Supreme Court rules against defendants in asset freeze case
WASHINGTON (Reuters) - The Supreme Court on Tuesday limited the ability of criminal defendants facing federal charges to challenge a court's decision to freeze their assets before trial.
By a 6-3 vote, the court said defendants cannot use a pretrial hearing to challenge a grand jury's finding that there was probable cause that they committed a crime that required forfeiture.
The court's ruling did not alter existing law allowing defendants to ask courts to release seized assets if the funds in question cannot be traced to the alleged crime.
The case concerned Kerri Kaley, a sales representative for a subsidiary of Johnson & Johnson Inc who, along with her husband Brian, was indicted by federal prosecutors in Florida for reselling medical devices, including sutures, that she obtained from hospitals to which she had previously sold the same products.

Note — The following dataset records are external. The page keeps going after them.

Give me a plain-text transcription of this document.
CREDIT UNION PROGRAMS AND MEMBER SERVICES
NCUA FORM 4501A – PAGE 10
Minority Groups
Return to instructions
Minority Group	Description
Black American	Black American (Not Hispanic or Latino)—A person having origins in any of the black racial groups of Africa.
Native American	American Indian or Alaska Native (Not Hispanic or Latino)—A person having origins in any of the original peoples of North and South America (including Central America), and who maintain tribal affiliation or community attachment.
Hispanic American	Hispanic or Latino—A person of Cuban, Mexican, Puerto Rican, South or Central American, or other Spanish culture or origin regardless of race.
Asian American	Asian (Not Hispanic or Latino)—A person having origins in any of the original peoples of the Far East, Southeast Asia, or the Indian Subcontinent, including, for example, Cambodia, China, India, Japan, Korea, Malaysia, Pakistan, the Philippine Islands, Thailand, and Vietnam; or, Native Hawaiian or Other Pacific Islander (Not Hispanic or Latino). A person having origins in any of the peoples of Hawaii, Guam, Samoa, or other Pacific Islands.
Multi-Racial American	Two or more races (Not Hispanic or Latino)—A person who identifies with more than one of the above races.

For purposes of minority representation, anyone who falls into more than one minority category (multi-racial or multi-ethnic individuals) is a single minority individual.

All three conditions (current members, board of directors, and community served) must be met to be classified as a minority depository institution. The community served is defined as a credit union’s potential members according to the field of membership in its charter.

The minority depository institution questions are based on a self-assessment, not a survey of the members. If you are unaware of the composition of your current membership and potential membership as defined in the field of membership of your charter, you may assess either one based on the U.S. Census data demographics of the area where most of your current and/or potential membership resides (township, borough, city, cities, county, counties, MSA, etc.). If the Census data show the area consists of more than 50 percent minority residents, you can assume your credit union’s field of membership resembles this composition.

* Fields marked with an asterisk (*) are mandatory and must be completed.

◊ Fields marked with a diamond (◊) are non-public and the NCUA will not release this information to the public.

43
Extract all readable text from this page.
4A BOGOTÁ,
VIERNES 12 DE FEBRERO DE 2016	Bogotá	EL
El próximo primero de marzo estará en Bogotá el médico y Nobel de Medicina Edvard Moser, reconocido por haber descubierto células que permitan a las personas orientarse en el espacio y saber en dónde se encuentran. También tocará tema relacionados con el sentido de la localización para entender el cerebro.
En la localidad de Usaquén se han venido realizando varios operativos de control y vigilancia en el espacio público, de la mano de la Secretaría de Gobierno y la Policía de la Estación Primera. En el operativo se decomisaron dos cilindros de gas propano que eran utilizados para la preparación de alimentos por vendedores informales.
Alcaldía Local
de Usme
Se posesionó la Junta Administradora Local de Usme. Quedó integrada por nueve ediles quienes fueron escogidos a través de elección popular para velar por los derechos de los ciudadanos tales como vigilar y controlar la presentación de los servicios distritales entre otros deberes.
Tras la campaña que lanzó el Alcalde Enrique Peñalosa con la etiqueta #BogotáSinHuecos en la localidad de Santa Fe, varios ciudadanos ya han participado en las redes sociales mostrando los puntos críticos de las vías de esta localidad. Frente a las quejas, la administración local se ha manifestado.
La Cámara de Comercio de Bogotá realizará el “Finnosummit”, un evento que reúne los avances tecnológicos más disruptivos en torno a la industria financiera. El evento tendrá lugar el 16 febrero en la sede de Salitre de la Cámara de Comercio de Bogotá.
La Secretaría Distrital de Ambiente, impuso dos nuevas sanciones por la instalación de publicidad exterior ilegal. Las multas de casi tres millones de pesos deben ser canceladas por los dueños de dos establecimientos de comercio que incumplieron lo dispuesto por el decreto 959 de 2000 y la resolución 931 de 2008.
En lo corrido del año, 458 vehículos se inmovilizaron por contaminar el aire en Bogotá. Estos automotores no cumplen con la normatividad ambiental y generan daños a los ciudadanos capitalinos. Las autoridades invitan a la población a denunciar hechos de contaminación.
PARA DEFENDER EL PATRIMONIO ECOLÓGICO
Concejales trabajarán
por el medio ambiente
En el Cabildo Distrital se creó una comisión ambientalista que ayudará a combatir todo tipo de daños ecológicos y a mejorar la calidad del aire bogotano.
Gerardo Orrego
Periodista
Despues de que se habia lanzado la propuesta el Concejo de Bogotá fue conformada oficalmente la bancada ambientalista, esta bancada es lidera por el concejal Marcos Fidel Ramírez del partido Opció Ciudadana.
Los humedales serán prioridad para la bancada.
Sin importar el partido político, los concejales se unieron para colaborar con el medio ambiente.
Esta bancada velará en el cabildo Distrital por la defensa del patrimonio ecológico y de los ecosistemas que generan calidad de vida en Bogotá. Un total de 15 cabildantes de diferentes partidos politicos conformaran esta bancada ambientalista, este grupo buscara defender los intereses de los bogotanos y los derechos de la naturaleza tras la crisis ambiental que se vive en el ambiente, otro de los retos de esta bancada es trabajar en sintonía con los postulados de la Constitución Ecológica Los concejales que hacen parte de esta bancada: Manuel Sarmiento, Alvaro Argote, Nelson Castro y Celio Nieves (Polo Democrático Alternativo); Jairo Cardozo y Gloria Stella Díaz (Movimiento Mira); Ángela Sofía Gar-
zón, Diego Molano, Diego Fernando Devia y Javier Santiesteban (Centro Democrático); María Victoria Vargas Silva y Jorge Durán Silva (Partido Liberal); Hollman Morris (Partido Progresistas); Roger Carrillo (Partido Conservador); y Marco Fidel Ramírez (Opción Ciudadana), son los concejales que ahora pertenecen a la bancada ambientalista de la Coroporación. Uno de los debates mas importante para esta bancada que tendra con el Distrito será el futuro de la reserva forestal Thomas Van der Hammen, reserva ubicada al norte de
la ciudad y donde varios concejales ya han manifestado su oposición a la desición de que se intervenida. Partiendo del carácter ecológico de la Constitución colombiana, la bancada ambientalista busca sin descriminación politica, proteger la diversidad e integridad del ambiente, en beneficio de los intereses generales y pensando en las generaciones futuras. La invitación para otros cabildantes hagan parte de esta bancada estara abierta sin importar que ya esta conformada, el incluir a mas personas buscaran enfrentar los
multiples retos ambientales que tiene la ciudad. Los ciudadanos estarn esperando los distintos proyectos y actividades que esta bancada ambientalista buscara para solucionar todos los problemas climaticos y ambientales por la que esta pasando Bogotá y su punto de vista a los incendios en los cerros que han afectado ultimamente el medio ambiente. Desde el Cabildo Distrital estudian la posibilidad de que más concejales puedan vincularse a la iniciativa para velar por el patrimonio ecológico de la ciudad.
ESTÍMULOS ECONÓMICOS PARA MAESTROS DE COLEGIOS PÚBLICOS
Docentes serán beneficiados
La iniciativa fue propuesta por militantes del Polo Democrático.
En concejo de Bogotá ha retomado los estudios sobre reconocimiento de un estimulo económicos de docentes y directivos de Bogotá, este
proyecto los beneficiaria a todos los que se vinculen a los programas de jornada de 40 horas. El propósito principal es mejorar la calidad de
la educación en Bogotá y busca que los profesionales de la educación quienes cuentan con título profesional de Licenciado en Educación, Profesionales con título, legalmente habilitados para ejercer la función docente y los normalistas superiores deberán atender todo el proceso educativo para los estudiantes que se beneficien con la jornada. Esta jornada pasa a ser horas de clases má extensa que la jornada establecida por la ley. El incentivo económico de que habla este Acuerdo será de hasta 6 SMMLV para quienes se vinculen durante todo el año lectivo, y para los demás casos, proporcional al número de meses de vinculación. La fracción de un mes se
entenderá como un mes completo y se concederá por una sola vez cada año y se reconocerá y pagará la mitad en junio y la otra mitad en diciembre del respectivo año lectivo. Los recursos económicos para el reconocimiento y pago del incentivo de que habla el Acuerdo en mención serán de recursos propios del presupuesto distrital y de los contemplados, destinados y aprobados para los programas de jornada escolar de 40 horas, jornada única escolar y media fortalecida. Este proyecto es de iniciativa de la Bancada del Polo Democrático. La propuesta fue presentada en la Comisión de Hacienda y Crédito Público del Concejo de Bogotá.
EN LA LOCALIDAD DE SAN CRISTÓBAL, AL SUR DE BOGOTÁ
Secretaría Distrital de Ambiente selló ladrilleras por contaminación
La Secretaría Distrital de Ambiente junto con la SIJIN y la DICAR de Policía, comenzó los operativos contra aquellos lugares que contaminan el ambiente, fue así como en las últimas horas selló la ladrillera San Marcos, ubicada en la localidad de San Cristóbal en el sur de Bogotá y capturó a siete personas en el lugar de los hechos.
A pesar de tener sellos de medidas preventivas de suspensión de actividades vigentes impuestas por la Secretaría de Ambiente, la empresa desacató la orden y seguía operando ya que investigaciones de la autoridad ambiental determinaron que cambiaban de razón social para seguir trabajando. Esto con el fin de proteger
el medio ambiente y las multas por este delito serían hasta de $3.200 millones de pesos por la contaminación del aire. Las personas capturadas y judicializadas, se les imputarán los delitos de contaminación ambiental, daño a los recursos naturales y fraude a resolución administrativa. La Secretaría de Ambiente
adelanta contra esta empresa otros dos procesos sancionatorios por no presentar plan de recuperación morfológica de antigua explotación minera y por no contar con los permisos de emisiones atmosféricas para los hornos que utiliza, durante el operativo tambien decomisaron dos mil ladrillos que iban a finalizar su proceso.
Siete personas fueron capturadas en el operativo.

The federal government had said in court papers that a ruling for the Kaleys would make it harder to seek restitution for victims, such as investors harmed by white-collar crime, after a defendant has used frozen assets to pay for legal expenses.
In the majority opinion, Justice Elena Kagan said that if the court had ruled for the Kaleys it would have "strange and destructive consequences" because judges would effectively be able to second-guess grand jury findings.
"The Kaleys here demand a do-over, except with a different referee," she wrote. In the United States, a grand jury of randomly selected citizens determines whether proposed criminal charges are supported by the evidence.
The court was split along non-ideological lines, with Chief Justice John Roberts, a conservative, joined in dissent by liberal justices Stephen Breyer and Sonia Sotomayor.
Roberts said the Kaleys deserved a hearing because of their need to use the assets to pay for their legal defense.
The court's ruling means that a defendant "may be hobbled in this way without an opportunity to challenge the government's decision to freeze those needed assets," he wrote.
The case is Kaley v. United States, U.S. Supreme Court, 12-464.